Again, it was the same long hot summer down south, same job as the last story. Here I wasn't on the side of the cheap man for a change.


As the project wound down, we came to the time for the punch list. I had invested a lot of time and sweat into this project and desperately wanted to see it run, but the cheap man (project manager) spoke: "There is no room in the budget to stay. Come home!"


So I did, but not before one last quick tour of the job. I took note of a stainless steel heat exchanger we had installed. When I had last seen it, the sliding end was bolted tight to its mount. It still wasn't corrected and I again brought it to the attention of the foreman.


Later, I saw a photo of this exchanger after it had failed. It had buckled in the middle and needed extensive repairs. I wondered why bolts weren't loosened, but could not do anything else. I was puzzled by this decision not to loosen the sliding end for a long time, and I believe I now know the answer.

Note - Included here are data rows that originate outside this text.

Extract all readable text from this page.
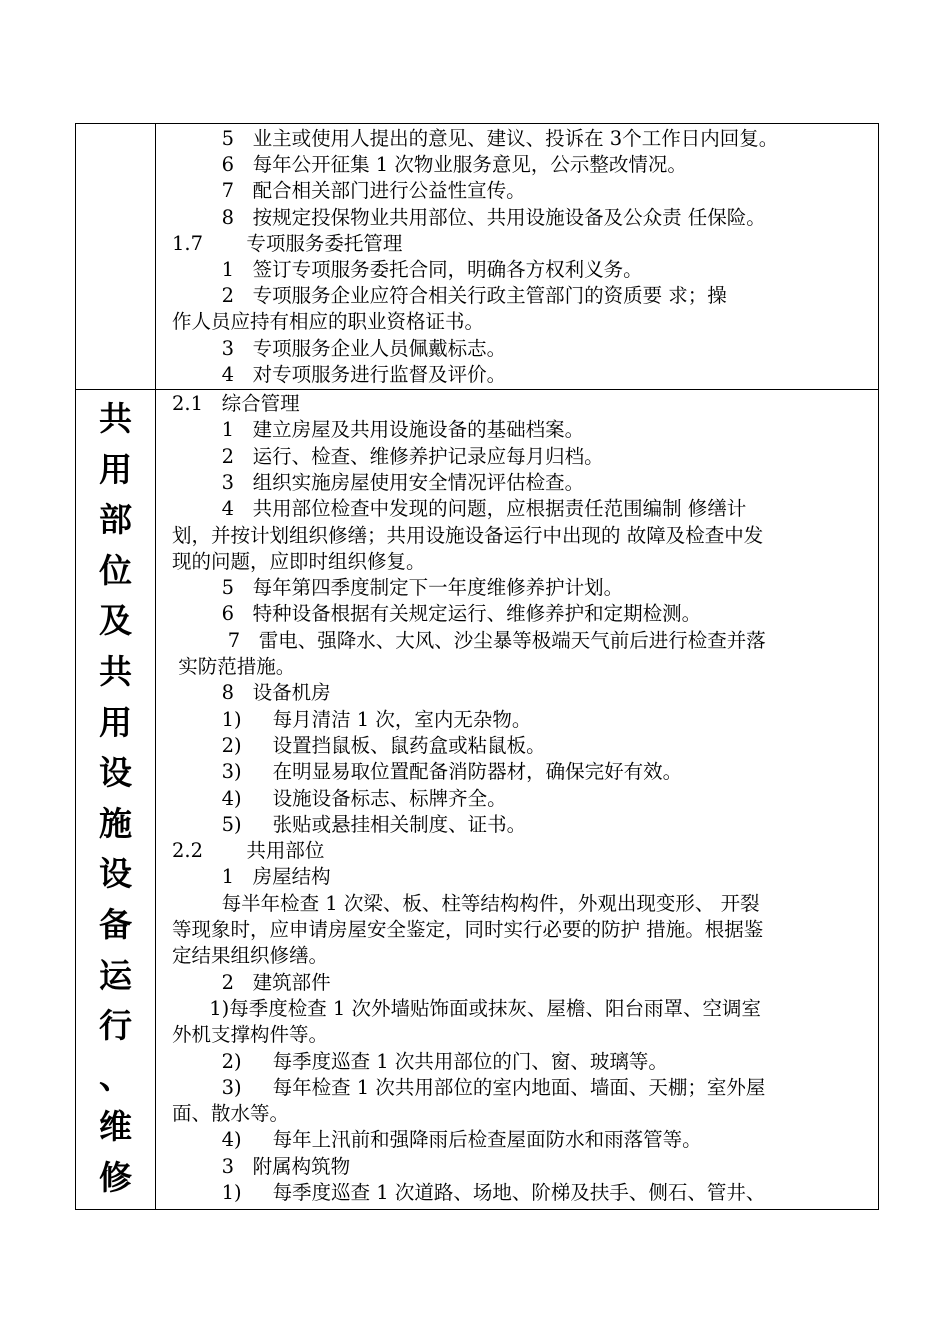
共
用
部
位
及
共
用
设
施
设
备
运
行
、
维
修
5   业主或使用人提出的意见、建议、投诉在 3个工作日内回复。
6   每年公开征集 1 次物业服务意见，公示整改情况。
7   配合相关部门进行公益性宣传。
8   按规定投保物业共用部位、共用设施设备及公众责 任保险。
1.7       专项服务委托管理
1   签订专项服务委托合同，明确各方权利义务。
2   专项服务企业应符合相关行政主管部门的资质要 求；操
作人员应持有相应的职业资格证书。
3   专项服务企业人员佩戴标志。
4   对专项服务进行监督及评价。
2.1   综合管理
1   建立房屋及共用设施设备的基础档案。
2   运行、检查、维修养护记录应每月归档。
3   组织实施房屋使用安全情况评估检查。
4   共用部位检查中发现的问题，应根据责任范围编制 修缮计
划，并按计划组织修缮；共用设施设备运行中出现的 故障及检查中发
现的问题，应即时组织修复。
5   每年第四季度制定下一年度维修养护计划。
6   特种设备根据有关规定运行、维修养护和定期检测。
7   雷电、强降水、大风、沙尘暴等极端天气前后进行检查并落
实防范措施。
8   设备机房
1)     每月清洁 1 次，室内无杂物。
2)     设置挡鼠板、鼠药盒或粘鼠板。
3)     在明显易取位置配备消防器材，确保完好有效。
4)     设施设备标志、标牌齐全。
5)     张贴或悬挂相关制度、证书。
2.2       共用部位
1   房屋结构
每半年检查 1 次梁、板、柱等结构构件，外观出现变形、 开裂
等现象时，应申请房屋安全鉴定，同时实行必要的防护 措施。根据鉴
定结果组织修缮。
2   建筑部件
1)每季度检查 1 次外墙贴饰面或抹灰、屋檐、阳台雨罩、空调室
外机支撑构件等。
2)     每季度巡查 1 次共用部位的门、窗、玻璃等。
3)     每年检查 1 次共用部位的室内地面、墙面、天棚；室外屋
面、散水等。
4)     每年上汛前和强降雨后检查屋面防水和雨落管等。
3   附属构筑物
1)     每季度巡查 1 次道路、场地、阶梯及扶手、侧石、管井、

This exchanger was built for high temperature operation, 600 degrees F. In order to compensate for the difference in expansion between the tubes and the shell, there was a bellows in the middle of the shell. This must have led someone to think that the exchanger was self-compensating and needed to be anchored on both ends like a pipe with an expansion joint. The difference was I had read the vendor drawing.


What's to be learned from this? A big lesson is things aren't always what they appear to be. Also, a design person should have been in on the punch list corrections. Would it have made a difference if I had explained why the sliding end needed to be free? That is something I'll never know.